Mitzvah: 1a. a commandment of Jewish law. 1b. the fulfillment of such a commandment. 2. a worthy deed. (plural: mitzvot)
My first year teaching was at a private Hebrew school in Tucson. I was hired mainly to teach English to a small group of Russian-speaking immigrants from many different parts of the former Soviet Union. My teaching duties there were varied and demanding. I learned a great deal about my students and myself, about Judaism and Israel, and the many assumptions I had about the Jewish faith and Jews in general. There were times at that school when I felt more like a fish out of water than I did during an entire summer spent in non-English speaking European countries.
How was it that in all my multi-cultural experiences and in all those classes preparing me to teach English to non-English speakers, that I actually knew so little about this culture that thrived right here, just six miles from my home?
Most of my students there were too young to be preparing for a Bar or Bat Mitzvah, but it was certainly an event looming in their future. As a young gentile teacher, I had only heard the term ‘mitzvah’ as it related to this rite of passage which confers upon young Jews the responsibilities of adulthood. There are actually over 600 mitzvot, or commandments of Jewish law, outlined in the Torah. And while most of them detail religious duties (like preparing lights in advance of Shabbat), the word ‘mitzvah’ came to have a broader meaning for me.
Mitzvah can also mean “any worthy deed” and in modern times has come to express an act of human kindness as well.
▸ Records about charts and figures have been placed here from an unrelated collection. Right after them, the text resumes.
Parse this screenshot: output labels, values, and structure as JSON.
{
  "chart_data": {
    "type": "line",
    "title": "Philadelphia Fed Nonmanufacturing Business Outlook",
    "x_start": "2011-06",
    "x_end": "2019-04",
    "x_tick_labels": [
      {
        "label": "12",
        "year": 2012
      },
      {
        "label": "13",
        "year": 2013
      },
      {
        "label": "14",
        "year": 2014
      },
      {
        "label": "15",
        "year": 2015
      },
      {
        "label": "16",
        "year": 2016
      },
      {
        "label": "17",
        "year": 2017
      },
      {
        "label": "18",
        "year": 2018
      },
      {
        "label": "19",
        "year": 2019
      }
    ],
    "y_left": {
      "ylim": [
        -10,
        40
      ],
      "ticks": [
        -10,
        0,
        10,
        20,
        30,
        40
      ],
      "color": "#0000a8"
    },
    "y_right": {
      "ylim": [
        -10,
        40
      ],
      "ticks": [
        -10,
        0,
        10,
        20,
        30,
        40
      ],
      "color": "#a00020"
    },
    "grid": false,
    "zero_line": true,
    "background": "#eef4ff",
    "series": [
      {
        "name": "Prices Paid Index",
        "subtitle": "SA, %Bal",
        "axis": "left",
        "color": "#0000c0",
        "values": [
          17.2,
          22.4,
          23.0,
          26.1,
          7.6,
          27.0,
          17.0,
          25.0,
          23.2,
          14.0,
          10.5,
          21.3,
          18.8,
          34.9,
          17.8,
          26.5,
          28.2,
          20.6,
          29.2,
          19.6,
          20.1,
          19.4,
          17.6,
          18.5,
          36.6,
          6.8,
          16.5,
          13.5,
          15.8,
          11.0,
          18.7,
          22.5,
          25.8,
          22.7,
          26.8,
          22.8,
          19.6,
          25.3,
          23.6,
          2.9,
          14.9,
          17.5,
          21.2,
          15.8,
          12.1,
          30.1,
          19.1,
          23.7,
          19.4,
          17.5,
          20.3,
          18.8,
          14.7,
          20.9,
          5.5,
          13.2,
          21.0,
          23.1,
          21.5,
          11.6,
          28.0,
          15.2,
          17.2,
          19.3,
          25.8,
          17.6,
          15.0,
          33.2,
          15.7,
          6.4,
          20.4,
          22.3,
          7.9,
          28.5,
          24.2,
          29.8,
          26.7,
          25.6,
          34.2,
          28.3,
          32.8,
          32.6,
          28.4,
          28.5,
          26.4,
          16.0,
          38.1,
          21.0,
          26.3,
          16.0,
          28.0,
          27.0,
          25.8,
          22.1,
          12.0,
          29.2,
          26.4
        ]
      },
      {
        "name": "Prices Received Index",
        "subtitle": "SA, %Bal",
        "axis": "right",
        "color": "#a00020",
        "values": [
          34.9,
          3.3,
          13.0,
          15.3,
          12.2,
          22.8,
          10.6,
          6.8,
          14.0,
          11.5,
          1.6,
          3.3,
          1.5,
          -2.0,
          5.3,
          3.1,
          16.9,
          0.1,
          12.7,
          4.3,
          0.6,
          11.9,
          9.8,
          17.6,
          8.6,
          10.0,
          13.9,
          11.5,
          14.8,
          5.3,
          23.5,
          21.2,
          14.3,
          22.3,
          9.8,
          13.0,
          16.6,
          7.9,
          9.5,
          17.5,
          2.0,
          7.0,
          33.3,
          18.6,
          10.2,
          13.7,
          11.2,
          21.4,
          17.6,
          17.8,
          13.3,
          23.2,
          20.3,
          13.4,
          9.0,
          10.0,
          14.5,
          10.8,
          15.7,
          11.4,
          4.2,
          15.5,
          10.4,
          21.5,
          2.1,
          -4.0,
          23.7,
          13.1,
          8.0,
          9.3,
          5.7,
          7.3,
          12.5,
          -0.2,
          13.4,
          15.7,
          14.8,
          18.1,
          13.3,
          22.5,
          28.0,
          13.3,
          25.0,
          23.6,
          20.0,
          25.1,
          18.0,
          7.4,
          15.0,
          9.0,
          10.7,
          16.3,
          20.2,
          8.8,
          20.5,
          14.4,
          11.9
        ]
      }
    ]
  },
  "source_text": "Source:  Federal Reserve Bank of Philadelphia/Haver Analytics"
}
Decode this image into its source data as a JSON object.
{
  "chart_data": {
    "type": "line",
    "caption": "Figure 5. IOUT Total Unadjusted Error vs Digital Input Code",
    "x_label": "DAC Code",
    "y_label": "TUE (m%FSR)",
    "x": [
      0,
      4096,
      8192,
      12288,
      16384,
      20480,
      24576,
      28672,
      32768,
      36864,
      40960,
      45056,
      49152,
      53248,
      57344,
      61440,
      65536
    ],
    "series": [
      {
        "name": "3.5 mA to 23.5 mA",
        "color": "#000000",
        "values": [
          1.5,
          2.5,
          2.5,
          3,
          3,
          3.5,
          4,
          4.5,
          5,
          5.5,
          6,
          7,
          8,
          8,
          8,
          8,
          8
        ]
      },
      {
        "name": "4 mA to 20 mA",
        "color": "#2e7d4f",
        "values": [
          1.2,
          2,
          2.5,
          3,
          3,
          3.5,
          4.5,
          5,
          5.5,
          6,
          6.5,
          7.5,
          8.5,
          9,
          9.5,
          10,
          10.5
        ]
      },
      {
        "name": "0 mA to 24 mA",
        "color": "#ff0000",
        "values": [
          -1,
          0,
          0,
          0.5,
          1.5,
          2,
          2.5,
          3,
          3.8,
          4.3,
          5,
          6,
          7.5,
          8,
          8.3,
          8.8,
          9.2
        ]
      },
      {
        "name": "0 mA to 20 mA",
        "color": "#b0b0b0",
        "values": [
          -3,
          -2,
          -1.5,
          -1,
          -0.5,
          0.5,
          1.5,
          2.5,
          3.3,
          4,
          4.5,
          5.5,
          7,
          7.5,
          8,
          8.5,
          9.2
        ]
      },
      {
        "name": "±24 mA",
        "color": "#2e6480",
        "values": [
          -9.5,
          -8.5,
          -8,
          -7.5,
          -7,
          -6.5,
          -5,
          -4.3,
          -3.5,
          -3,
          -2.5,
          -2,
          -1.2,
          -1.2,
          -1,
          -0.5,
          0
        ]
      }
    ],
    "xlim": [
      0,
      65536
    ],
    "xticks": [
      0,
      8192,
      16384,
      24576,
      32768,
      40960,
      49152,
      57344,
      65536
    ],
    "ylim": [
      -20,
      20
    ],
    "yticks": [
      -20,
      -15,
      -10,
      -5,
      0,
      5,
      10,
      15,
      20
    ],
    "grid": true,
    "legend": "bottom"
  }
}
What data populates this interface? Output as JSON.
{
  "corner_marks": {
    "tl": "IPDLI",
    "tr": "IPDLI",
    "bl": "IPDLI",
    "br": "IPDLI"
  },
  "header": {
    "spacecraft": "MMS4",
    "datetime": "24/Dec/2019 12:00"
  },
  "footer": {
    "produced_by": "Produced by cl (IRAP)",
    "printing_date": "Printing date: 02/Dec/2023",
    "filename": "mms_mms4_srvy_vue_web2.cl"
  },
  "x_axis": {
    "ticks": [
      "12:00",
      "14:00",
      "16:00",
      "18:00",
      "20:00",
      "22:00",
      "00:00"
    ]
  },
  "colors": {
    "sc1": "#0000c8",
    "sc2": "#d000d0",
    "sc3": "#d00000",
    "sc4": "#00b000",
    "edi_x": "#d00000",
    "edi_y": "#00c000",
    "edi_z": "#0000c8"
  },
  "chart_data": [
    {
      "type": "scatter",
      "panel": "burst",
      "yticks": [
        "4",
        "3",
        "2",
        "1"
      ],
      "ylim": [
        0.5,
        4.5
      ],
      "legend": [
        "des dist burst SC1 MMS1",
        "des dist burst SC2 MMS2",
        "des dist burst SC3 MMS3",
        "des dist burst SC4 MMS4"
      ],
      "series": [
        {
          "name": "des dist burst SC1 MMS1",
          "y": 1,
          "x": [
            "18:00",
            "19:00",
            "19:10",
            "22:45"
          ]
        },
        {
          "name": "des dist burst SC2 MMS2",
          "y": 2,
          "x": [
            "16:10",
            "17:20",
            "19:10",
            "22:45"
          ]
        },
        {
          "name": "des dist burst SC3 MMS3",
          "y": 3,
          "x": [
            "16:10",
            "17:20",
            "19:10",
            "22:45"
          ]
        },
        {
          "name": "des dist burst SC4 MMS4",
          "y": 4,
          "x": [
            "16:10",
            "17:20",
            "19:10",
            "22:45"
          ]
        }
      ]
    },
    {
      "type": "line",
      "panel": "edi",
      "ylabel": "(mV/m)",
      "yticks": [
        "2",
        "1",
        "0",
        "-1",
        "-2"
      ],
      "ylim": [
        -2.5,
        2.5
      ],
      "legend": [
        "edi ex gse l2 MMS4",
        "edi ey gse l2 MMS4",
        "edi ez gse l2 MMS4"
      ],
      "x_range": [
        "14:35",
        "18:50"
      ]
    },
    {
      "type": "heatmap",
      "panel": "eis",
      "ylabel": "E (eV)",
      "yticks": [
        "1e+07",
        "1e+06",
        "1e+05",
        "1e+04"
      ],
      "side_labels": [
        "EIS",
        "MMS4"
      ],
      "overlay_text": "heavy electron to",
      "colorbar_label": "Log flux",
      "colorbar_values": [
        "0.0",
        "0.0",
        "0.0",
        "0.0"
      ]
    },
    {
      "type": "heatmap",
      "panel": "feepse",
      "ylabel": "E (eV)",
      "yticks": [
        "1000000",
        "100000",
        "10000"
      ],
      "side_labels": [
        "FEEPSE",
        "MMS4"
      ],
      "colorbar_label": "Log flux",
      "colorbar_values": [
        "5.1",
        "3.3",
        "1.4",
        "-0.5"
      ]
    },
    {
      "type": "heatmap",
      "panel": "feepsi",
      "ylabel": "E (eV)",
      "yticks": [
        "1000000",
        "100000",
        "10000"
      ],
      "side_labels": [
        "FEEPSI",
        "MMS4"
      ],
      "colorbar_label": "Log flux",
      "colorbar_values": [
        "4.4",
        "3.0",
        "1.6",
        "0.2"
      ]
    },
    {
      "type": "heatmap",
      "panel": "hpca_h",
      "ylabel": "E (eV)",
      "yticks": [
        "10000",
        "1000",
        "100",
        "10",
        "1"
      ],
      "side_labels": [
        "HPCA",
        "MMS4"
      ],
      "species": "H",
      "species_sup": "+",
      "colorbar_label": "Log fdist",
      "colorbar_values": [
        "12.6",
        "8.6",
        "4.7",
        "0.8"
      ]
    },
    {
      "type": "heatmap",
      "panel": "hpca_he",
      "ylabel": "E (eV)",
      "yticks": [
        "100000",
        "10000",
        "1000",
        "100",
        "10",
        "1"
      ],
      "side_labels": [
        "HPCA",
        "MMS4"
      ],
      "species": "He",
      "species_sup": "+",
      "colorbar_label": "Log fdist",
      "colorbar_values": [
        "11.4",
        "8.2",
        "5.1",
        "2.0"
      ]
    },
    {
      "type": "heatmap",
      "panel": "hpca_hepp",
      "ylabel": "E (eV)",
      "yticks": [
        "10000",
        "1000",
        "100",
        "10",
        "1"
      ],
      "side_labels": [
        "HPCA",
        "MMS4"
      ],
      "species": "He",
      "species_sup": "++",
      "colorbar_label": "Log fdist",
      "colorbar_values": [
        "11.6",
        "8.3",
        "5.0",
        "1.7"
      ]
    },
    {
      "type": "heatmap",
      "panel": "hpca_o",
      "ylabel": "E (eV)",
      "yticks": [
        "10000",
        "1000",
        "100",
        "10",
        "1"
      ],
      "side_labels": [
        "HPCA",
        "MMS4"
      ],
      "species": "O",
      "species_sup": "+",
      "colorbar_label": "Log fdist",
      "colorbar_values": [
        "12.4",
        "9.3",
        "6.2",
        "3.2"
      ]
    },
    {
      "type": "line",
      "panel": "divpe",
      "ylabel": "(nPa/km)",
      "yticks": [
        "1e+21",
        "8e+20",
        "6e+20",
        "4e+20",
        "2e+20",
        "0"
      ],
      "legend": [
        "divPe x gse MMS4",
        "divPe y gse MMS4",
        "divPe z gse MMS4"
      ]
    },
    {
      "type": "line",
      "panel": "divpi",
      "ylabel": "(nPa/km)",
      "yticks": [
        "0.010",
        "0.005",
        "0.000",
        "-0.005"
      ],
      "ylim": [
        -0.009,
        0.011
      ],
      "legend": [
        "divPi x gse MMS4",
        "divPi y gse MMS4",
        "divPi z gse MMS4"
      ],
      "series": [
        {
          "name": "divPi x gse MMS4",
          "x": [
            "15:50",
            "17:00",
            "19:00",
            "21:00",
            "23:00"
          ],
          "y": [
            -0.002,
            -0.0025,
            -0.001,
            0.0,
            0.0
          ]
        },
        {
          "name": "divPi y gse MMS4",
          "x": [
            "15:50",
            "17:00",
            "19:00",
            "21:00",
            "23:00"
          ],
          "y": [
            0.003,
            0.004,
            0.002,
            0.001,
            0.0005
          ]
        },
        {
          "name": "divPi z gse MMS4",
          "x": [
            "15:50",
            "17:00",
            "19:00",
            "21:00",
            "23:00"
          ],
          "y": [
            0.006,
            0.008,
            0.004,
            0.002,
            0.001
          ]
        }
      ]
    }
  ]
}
These are duties as well. What can we do to make someone else’s load a little lighter? What power is there in choosing, deliberately, something worthy of doing?
I do try to incorporate a mitzvah or two into my daily life, even now, seventeen years after that first exposure to the term. For me, it’s kind of a Golden Rule thing – which, I’ve learned, exists in some form in every major religion. But a commitment to actually making mitzvot a daily ritual – well, that is a worthy deed in and of itself.